Ah, makin lama kemajuan zaman makin menempatkan posisinya di puncak. Benarkah ini disebabakan oleh globalisasi yang makin lama makin mengkhawatirkan? Mestinya kita cermat dengan keadaan. Memang, revolusi Inggris, Revolusi Prancis, Revolusi Bolshevik itu muncul sebagai titik tolak perkembangan peradaban manusia. Cita-cita para penggerak itu kian hari kian melenceng dari tujuan semula. Dari yang semula penggunaan teknologi untuk memudahkan manusia dalam bertindak, kini berubah menjadi menimang-nimang sang manusia untuk tidak bertindak. Maka dari itu, coba kita bayangkan apa yang akan terjadi dengan peradaban manusia barang 10 atau 20 tahun mendatang. Secara tidak sadar manusia akan dituntut untuk berlomba-lomba memebangun kuburannya sendiri dengan corak dan pernak-pernik yang sangat indah. 
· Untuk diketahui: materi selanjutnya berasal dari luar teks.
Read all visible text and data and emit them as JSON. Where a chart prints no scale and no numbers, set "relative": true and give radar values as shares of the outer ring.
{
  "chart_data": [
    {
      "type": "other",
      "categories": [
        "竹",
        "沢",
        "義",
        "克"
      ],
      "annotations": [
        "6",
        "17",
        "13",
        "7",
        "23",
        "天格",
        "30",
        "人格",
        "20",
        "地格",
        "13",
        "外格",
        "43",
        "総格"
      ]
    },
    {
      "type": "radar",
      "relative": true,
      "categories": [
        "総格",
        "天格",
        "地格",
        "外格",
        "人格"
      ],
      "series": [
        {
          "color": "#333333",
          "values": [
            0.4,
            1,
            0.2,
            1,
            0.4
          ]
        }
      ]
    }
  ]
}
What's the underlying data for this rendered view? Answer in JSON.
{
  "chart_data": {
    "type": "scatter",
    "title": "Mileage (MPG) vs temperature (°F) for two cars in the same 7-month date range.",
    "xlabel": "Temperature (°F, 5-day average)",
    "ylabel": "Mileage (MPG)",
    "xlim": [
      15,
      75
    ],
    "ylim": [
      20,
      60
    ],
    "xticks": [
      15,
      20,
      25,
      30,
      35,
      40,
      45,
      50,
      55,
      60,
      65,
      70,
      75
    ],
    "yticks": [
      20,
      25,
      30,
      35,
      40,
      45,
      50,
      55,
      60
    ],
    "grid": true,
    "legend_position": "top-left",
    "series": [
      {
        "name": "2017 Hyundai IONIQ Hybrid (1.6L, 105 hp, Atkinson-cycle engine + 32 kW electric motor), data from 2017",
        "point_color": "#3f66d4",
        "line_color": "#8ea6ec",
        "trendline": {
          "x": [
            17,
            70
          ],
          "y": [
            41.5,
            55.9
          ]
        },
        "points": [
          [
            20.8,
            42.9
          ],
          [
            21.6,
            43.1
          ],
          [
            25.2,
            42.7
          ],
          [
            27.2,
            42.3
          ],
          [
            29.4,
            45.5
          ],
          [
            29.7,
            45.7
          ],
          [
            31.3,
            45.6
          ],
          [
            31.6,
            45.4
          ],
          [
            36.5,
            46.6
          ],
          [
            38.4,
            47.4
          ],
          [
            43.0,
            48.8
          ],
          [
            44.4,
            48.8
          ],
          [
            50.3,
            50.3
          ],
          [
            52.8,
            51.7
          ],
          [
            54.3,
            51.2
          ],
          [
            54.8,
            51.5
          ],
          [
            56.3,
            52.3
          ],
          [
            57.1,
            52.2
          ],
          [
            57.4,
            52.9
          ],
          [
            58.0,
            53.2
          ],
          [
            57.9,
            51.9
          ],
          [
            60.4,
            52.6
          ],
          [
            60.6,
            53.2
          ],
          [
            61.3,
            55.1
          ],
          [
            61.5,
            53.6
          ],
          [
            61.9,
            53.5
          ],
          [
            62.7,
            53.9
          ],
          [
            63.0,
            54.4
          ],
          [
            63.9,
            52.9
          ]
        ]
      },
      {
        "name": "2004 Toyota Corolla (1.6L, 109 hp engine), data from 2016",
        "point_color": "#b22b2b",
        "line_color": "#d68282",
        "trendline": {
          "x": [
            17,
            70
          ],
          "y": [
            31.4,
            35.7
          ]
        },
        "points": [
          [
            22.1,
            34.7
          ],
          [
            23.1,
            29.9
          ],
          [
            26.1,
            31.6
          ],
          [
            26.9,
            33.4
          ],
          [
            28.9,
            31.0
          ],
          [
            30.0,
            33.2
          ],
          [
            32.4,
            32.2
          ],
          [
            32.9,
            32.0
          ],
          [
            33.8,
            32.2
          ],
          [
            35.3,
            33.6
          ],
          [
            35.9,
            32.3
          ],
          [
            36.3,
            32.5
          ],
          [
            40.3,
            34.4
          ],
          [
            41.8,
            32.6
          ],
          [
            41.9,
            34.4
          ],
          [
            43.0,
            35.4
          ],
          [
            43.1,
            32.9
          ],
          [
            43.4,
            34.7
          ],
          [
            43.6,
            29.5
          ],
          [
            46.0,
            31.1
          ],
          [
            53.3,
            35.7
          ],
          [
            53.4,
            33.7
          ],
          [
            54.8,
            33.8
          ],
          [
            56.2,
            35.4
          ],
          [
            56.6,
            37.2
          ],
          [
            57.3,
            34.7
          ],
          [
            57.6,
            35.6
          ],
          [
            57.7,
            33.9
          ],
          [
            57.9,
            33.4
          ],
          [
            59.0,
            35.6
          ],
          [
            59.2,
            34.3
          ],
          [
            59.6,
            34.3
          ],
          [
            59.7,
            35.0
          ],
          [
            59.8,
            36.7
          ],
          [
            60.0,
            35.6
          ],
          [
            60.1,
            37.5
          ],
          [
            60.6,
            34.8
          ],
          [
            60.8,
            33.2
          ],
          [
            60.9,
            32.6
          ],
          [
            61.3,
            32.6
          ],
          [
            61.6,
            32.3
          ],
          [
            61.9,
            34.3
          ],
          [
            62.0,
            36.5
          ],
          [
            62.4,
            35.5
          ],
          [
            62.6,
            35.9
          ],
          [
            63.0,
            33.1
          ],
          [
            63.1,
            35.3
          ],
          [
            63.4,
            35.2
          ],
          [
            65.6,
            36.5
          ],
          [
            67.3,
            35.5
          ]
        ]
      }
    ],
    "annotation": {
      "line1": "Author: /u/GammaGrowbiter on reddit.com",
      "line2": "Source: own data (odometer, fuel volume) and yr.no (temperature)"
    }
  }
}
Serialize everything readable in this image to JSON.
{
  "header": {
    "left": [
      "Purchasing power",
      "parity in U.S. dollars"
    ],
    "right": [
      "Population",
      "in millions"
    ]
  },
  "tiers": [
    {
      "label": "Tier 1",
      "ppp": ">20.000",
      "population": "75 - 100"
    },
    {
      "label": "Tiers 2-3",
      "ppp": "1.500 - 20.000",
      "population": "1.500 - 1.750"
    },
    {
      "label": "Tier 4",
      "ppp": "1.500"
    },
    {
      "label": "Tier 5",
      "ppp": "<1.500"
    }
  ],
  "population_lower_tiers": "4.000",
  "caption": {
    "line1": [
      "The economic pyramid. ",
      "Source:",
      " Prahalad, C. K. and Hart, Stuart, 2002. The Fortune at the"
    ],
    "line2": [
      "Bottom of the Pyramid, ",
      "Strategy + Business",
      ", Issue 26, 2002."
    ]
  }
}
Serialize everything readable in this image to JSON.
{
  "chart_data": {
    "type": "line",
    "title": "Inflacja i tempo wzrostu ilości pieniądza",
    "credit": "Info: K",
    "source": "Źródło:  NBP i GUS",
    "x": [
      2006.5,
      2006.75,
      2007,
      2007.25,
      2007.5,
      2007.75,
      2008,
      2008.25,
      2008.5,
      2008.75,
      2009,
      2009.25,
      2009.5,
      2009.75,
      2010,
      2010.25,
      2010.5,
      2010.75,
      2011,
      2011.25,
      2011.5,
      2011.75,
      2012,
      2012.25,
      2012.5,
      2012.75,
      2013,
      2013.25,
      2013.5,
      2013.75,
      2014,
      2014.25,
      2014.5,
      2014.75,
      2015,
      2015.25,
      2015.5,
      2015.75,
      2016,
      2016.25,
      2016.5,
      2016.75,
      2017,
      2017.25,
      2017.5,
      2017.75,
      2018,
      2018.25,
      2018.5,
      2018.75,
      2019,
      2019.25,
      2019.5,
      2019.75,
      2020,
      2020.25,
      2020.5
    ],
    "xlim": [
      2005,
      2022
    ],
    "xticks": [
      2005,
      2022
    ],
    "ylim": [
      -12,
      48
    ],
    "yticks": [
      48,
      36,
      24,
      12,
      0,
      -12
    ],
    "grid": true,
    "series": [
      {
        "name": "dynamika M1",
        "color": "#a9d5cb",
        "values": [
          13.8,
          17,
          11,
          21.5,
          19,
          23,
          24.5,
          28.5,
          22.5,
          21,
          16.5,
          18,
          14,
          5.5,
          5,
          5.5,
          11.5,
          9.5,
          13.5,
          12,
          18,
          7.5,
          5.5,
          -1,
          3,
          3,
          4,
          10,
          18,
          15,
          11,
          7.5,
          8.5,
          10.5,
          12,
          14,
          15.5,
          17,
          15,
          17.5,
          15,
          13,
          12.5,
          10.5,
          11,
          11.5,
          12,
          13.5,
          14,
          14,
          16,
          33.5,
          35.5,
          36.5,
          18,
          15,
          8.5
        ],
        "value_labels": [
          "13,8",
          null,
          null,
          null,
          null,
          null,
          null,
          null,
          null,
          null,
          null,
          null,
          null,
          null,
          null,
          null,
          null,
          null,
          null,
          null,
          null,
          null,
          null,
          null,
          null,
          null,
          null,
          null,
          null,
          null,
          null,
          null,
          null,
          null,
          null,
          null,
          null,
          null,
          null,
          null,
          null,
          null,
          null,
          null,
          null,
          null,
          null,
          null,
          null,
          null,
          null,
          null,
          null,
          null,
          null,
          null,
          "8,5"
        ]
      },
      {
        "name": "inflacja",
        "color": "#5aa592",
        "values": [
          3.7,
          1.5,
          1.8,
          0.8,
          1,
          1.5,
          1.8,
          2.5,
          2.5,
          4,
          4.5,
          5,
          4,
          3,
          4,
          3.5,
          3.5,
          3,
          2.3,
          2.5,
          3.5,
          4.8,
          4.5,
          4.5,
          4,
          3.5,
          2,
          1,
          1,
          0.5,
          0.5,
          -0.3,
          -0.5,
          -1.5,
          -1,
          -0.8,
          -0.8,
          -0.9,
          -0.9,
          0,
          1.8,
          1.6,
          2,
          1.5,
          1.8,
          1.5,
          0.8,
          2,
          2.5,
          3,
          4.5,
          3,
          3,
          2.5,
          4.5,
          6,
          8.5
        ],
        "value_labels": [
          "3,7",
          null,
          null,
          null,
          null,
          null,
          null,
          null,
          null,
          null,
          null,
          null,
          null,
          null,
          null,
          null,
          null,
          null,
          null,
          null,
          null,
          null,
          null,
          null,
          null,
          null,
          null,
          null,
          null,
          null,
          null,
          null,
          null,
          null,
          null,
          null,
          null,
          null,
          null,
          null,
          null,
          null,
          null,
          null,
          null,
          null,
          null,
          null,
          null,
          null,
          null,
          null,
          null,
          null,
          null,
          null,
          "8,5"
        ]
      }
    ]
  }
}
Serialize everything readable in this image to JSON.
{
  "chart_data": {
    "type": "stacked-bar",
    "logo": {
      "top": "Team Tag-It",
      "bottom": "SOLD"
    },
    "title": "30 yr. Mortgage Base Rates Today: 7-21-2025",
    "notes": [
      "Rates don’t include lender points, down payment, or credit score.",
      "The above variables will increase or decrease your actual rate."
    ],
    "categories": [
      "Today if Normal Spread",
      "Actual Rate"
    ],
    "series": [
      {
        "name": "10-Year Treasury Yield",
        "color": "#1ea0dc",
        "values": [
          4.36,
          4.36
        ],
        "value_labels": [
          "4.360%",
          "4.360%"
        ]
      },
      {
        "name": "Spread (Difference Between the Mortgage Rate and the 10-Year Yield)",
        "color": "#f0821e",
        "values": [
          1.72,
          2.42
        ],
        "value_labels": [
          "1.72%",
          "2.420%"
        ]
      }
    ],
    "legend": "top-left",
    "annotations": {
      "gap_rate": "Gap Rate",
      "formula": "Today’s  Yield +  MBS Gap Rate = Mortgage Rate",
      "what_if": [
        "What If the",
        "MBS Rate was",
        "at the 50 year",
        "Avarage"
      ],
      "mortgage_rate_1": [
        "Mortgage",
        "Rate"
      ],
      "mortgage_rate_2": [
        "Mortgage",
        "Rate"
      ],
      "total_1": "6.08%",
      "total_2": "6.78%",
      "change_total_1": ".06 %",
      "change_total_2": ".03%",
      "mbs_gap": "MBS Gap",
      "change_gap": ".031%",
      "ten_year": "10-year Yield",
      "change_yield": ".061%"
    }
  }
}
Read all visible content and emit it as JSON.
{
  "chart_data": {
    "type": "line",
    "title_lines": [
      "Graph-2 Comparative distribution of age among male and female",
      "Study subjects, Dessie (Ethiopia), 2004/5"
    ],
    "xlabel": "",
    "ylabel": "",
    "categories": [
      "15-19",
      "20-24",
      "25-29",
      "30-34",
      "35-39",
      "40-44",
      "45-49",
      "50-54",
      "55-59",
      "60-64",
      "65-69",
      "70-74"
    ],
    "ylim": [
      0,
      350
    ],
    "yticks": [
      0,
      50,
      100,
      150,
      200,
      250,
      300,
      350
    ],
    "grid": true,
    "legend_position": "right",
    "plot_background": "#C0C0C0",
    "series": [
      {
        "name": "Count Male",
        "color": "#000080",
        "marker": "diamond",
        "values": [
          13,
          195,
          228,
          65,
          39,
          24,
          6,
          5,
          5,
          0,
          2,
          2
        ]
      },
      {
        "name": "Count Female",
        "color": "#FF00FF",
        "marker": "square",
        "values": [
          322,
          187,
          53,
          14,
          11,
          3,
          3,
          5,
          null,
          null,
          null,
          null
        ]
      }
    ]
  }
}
Seyogyanya, kita sebagai makhluk yang katanya paling sempurna bersikap mawas diri agar tidak menjadi makhluk yang menghalalkan pembunuhan secara tidak langsung terhadap sesama. Perkembangan zaman dan teknologi hendaknya disikapi dengan sangat kritis, bukan hanya takjub dan ikut larut dalam bahaya yang sangat nyata. Memang, bangsa ini sekarang tak lebih dari bangsa manusia gagap yang bingung mencari arah.